Wednesday, December 3, 2008

It sucks to be a REIT





"LONDON -- Lack of financing and a deteriorating U.K. economy are forcing funds and real-estate investment trusts to boost cash flow by selling assets at rock-bottom prices."


Full article here


The number of institutional asset sales have nearly doubled in 2008. English REITs have started selling assets at a discount to increase their equity positions. Increased liquidity is needed to address the implications of the current economic downturn as well as the redemption requests of investors. This trend will likely continue through 2009.


According to the article, British Land Company PLC (LON:BLND) has disposed of over US$1 billion of assets.

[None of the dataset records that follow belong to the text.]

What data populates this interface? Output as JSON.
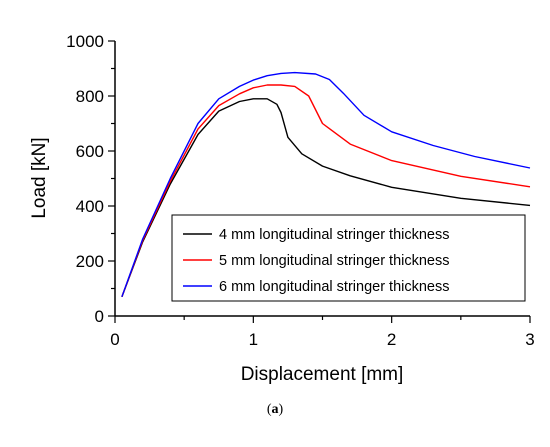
{
  "caption": {
    "prefix": "(",
    "letter": "a",
    "suffix": ")"
  },
  "chart_data": {
    "type": "line",
    "xlabel": "Displacement [mm]",
    "ylabel": "Load [kN]",
    "xlim": [
      0,
      3
    ],
    "ylim": [
      0,
      1000
    ],
    "xticks": [
      "0",
      "1",
      "2",
      "3"
    ],
    "yticks": [
      "0",
      "200",
      "400",
      "600",
      "800",
      "1000"
    ],
    "grid": false,
    "legend_position": "lower-right",
    "series": [
      {
        "name": "4 mm longitudinal stringer thickness",
        "color": "#000000",
        "points": [
          [
            0.05,
            70
          ],
          [
            0.2,
            270
          ],
          [
            0.4,
            480
          ],
          [
            0.6,
            660
          ],
          [
            0.75,
            745
          ],
          [
            0.9,
            780
          ],
          [
            1.0,
            790
          ],
          [
            1.1,
            790
          ],
          [
            1.17,
            770
          ],
          [
            1.2,
            740
          ],
          [
            1.25,
            650
          ],
          [
            1.35,
            590
          ],
          [
            1.5,
            545
          ],
          [
            1.7,
            510
          ],
          [
            2.0,
            468
          ],
          [
            2.5,
            428
          ],
          [
            3.0,
            402
          ]
        ]
      },
      {
        "name": "5 mm longitudinal stringer thickness",
        "color": "#ff0000",
        "points": [
          [
            0.05,
            70
          ],
          [
            0.2,
            275
          ],
          [
            0.4,
            490
          ],
          [
            0.6,
            680
          ],
          [
            0.75,
            765
          ],
          [
            0.9,
            808
          ],
          [
            1.0,
            830
          ],
          [
            1.1,
            840
          ],
          [
            1.2,
            840
          ],
          [
            1.3,
            835
          ],
          [
            1.4,
            800
          ],
          [
            1.5,
            700
          ],
          [
            1.7,
            625
          ],
          [
            2.0,
            565
          ],
          [
            2.5,
            508
          ],
          [
            3.0,
            470
          ]
        ]
      },
      {
        "name": "6 mm longitudinal stringer thickness",
        "color": "#0000ff",
        "points": [
          [
            0.05,
            70
          ],
          [
            0.2,
            280
          ],
          [
            0.4,
            500
          ],
          [
            0.6,
            700
          ],
          [
            0.75,
            790
          ],
          [
            0.9,
            835
          ],
          [
            1.0,
            858
          ],
          [
            1.1,
            874
          ],
          [
            1.2,
            882
          ],
          [
            1.3,
            885
          ],
          [
            1.45,
            880
          ],
          [
            1.55,
            860
          ],
          [
            1.65,
            810
          ],
          [
            1.8,
            730
          ],
          [
            2.0,
            670
          ],
          [
            2.3,
            620
          ],
          [
            2.6,
            580
          ],
          [
            3.0,
            538
          ]
        ]
      }
    ]
  }
}
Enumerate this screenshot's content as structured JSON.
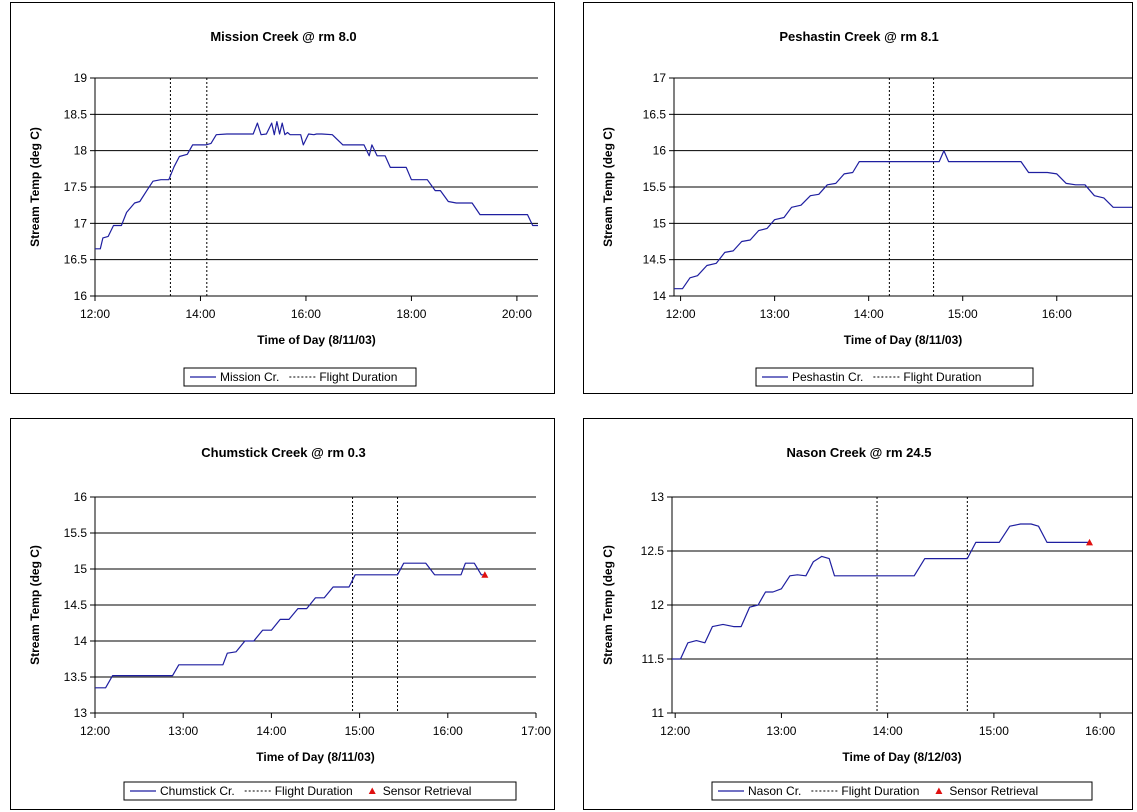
{
  "chart_data": [
    {
      "type": "line",
      "title": "Mission Creek @ rm 8.0",
      "xlabel": "Time of Day (8/11/03)",
      "ylabel": "Stream Temp (deg C)",
      "xlim": [
        12.0,
        20.4
      ],
      "ylim": [
        16,
        19
      ],
      "xticks": [
        12,
        14,
        16,
        18,
        20
      ],
      "xtick_labels": [
        "12:00",
        "14:00",
        "16:00",
        "18:00",
        "20:00"
      ],
      "yticks": [
        16,
        16.5,
        17,
        17.5,
        18,
        18.5,
        19
      ],
      "ytick_labels": [
        "16",
        "16.5",
        "17",
        "17.5",
        "18",
        "18.5",
        "19"
      ],
      "grid": true,
      "flight_duration": [
        13.43,
        14.12
      ],
      "series": [
        {
          "name": "Mission Cr.",
          "color": "#1f1fa0",
          "x": [
            12.0,
            12.1,
            12.15,
            12.25,
            12.35,
            12.5,
            12.6,
            12.75,
            12.85,
            13.0,
            13.1,
            13.25,
            13.4,
            13.5,
            13.6,
            13.75,
            13.85,
            14.0,
            14.1,
            14.2,
            14.3,
            14.5,
            14.7,
            14.9,
            15.0,
            15.08,
            15.15,
            15.25,
            15.35,
            15.4,
            15.45,
            15.5,
            15.55,
            15.6,
            15.65,
            15.7,
            15.8,
            15.9,
            15.95,
            16.05,
            16.15,
            16.2,
            16.3,
            16.5,
            16.7,
            16.8,
            17.0,
            17.1,
            17.2,
            17.25,
            17.35,
            17.5,
            17.6,
            17.75,
            17.9,
            18.0,
            18.15,
            18.3,
            18.45,
            18.55,
            18.7,
            18.85,
            19.0,
            19.15,
            19.3,
            19.5,
            19.7,
            19.85,
            20.0,
            20.2,
            20.3,
            20.4
          ],
          "y": [
            16.65,
            16.65,
            16.8,
            16.82,
            16.97,
            16.97,
            17.15,
            17.28,
            17.3,
            17.47,
            17.58,
            17.6,
            17.6,
            17.78,
            17.92,
            17.95,
            18.08,
            18.08,
            18.08,
            18.1,
            18.22,
            18.23,
            18.23,
            18.23,
            18.23,
            18.38,
            18.22,
            18.23,
            18.38,
            18.22,
            18.4,
            18.23,
            18.38,
            18.22,
            18.25,
            18.22,
            18.22,
            18.22,
            18.08,
            18.23,
            18.22,
            18.23,
            18.23,
            18.22,
            18.08,
            18.08,
            18.08,
            18.08,
            17.93,
            18.08,
            17.93,
            17.93,
            17.77,
            17.77,
            17.77,
            17.6,
            17.6,
            17.6,
            17.45,
            17.45,
            17.3,
            17.28,
            17.28,
            17.28,
            17.12,
            17.12,
            17.12,
            17.12,
            17.12,
            17.12,
            16.97,
            16.97
          ]
        }
      ],
      "legend": [
        "Mission Cr.",
        "Flight Duration"
      ]
    },
    {
      "type": "line",
      "title": "Peshastin Creek @ rm 8.1",
      "xlabel": "Time of Day (8/11/03)",
      "ylabel": "Stream Temp (deg C)",
      "xlim": [
        11.93,
        16.8
      ],
      "ylim": [
        14,
        17
      ],
      "xticks": [
        12,
        13,
        14,
        15,
        16
      ],
      "xtick_labels": [
        "12:00",
        "13:00",
        "14:00",
        "15:00",
        "16:00"
      ],
      "yticks": [
        14,
        14.5,
        15,
        15.5,
        16,
        16.5,
        17
      ],
      "ytick_labels": [
        "14",
        "14.5",
        "15",
        "15.5",
        "16",
        "16.5",
        "17"
      ],
      "grid": true,
      "flight_duration": [
        14.22,
        14.69
      ],
      "series": [
        {
          "name": "Peshastin Cr.",
          "color": "#1f1fa0",
          "x": [
            11.93,
            12.02,
            12.1,
            12.18,
            12.28,
            12.38,
            12.47,
            12.56,
            12.65,
            12.74,
            12.83,
            12.92,
            13.0,
            13.1,
            13.18,
            13.28,
            13.38,
            13.47,
            13.56,
            13.65,
            13.74,
            13.83,
            13.9,
            13.95,
            14.0,
            14.2,
            14.4,
            14.6,
            14.75,
            14.8,
            14.85,
            14.9,
            15.1,
            15.3,
            15.5,
            15.62,
            15.7,
            15.85,
            15.9,
            16.0,
            16.1,
            16.2,
            16.3,
            16.4,
            16.5,
            16.6,
            16.8
          ],
          "y": [
            14.1,
            14.1,
            14.25,
            14.28,
            14.42,
            14.45,
            14.6,
            14.62,
            14.75,
            14.77,
            14.9,
            14.93,
            15.05,
            15.08,
            15.22,
            15.25,
            15.38,
            15.4,
            15.53,
            15.55,
            15.68,
            15.7,
            15.85,
            15.85,
            15.85,
            15.85,
            15.85,
            15.85,
            15.85,
            16.0,
            15.85,
            15.85,
            15.85,
            15.85,
            15.85,
            15.85,
            15.7,
            15.7,
            15.7,
            15.68,
            15.55,
            15.53,
            15.53,
            15.38,
            15.35,
            15.22,
            15.22
          ]
        }
      ],
      "legend": [
        "Peshastin Cr.",
        "Flight Duration"
      ]
    },
    {
      "type": "line",
      "title": "Chumstick Creek @ rm 0.3",
      "xlabel": "Time of Day (8/11/03)",
      "ylabel": "Stream Temp (deg C)",
      "xlim": [
        12,
        17
      ],
      "ylim": [
        13,
        16
      ],
      "xticks": [
        12,
        13,
        14,
        15,
        16,
        17
      ],
      "xtick_labels": [
        "12:00",
        "13:00",
        "14:00",
        "15:00",
        "16:00",
        "17:00"
      ],
      "yticks": [
        13,
        13.5,
        14,
        14.5,
        15,
        15.5,
        16
      ],
      "ytick_labels": [
        "13",
        "13.5",
        "14",
        "14.5",
        "15",
        "15.5",
        "16"
      ],
      "grid": true,
      "flight_duration": [
        14.92,
        15.43
      ],
      "series": [
        {
          "name": "Chumstick Cr.",
          "color": "#1f1fa0",
          "x": [
            12.0,
            12.12,
            12.2,
            12.3,
            12.5,
            12.7,
            12.88,
            12.95,
            13.1,
            13.3,
            13.45,
            13.5,
            13.6,
            13.7,
            13.8,
            13.9,
            14.0,
            14.1,
            14.2,
            14.3,
            14.4,
            14.5,
            14.6,
            14.7,
            14.78,
            14.88,
            14.95,
            15.1,
            15.3,
            15.43,
            15.5,
            15.6,
            15.75,
            15.85,
            15.95,
            16.05,
            16.15,
            16.2,
            16.3,
            16.38,
            16.42
          ],
          "y": [
            13.35,
            13.35,
            13.52,
            13.52,
            13.52,
            13.52,
            13.52,
            13.67,
            13.67,
            13.67,
            13.67,
            13.83,
            13.85,
            14.0,
            14.0,
            14.15,
            14.15,
            14.3,
            14.3,
            14.45,
            14.45,
            14.6,
            14.6,
            14.75,
            14.75,
            14.75,
            14.92,
            14.92,
            14.92,
            14.92,
            15.08,
            15.08,
            15.08,
            14.92,
            14.92,
            14.92,
            14.92,
            15.08,
            15.08,
            14.92,
            14.92
          ]
        }
      ],
      "markers": {
        "name": "Sensor Retrieval",
        "color": "#e01010",
        "x": [
          16.42
        ],
        "y": [
          14.92
        ]
      },
      "legend": [
        "Chumstick Cr.",
        "Flight Duration",
        "Sensor Retrieval"
      ]
    },
    {
      "type": "line",
      "title": "Nason Creek @ rm 24.5",
      "xlabel": "Time of Day (8/12/03)",
      "ylabel": "Stream Temp (deg C)",
      "xlim": [
        11.97,
        16.3
      ],
      "ylim": [
        11,
        13
      ],
      "xticks": [
        12,
        13,
        14,
        15,
        16
      ],
      "xtick_labels": [
        "12:00",
        "13:00",
        "14:00",
        "15:00",
        "16:00"
      ],
      "yticks": [
        11,
        11.5,
        12,
        12.5,
        13
      ],
      "ytick_labels": [
        "11",
        "11.5",
        "12",
        "12.5",
        "13"
      ],
      "grid": true,
      "flight_duration": [
        13.9,
        14.75
      ],
      "series": [
        {
          "name": "Nason Cr.",
          "color": "#1f1fa0",
          "x": [
            11.97,
            12.05,
            12.12,
            12.2,
            12.28,
            12.35,
            12.45,
            12.55,
            12.62,
            12.7,
            12.78,
            12.85,
            12.92,
            13.0,
            13.08,
            13.15,
            13.23,
            13.3,
            13.38,
            13.45,
            13.5,
            13.57,
            13.65,
            13.8,
            14.0,
            14.15,
            14.25,
            14.35,
            14.45,
            14.6,
            14.75,
            14.83,
            14.95,
            15.05,
            15.15,
            15.25,
            15.35,
            15.42,
            15.5,
            15.6,
            15.75,
            15.9
          ],
          "y": [
            11.5,
            11.5,
            11.65,
            11.67,
            11.65,
            11.8,
            11.82,
            11.8,
            11.8,
            11.98,
            12.0,
            12.12,
            12.12,
            12.15,
            12.27,
            12.28,
            12.27,
            12.4,
            12.45,
            12.43,
            12.27,
            12.27,
            12.27,
            12.27,
            12.27,
            12.27,
            12.27,
            12.43,
            12.43,
            12.43,
            12.43,
            12.58,
            12.58,
            12.58,
            12.73,
            12.75,
            12.75,
            12.73,
            12.58,
            12.58,
            12.58,
            12.58
          ]
        }
      ],
      "markers": {
        "name": "Sensor Retrieval",
        "color": "#e01010",
        "x": [
          15.9
        ],
        "y": [
          12.58
        ]
      },
      "legend": [
        "Nason Cr.",
        "Flight Duration",
        "Sensor Retrieval"
      ]
    }
  ]
}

It would be safe to assume that the "fire sales" will continue.


The problem of insolvency of REITs worldwide is starting to become apparent. Earlier this year, Australian REIT, Centro Properties Group (ASX: CNP), filed for bankruptcy protection to reorganize. Centro has until December 15 (approximately 2 weeks) to pay off a US$5 billion debt. If they are not successful in negotiating an extension, federal regulators will begin the process of taking back the 700+ retail malls owned by Centro.

I'm wondering when American REITs will start selling off significant chunks of their holdings. There is significant pain in all product types (office, industrial, retail, multifamily), but we have not seen any "fire sales" yet.

This is surprising considering the state some of these REITs are in.

General Growth Properties (NYSE: GGP), the nations former largest retail REIT, was well on the path about to file chapter 11. However, with Morgan Stanley (NYSE: MS) investing a 5% stake in the company (announced 5 hours ago), GGP might get the refinancing they need to stay afloat... for now.

Prologis (NYSE: PLD), the nations largest industrial REIT, has halted all construction. With significant vacancies looming in the horizon, investors are scared that they will not be solvent in the months to come.

Both GGP and PLD have seen over 90% declines in their market capitalization.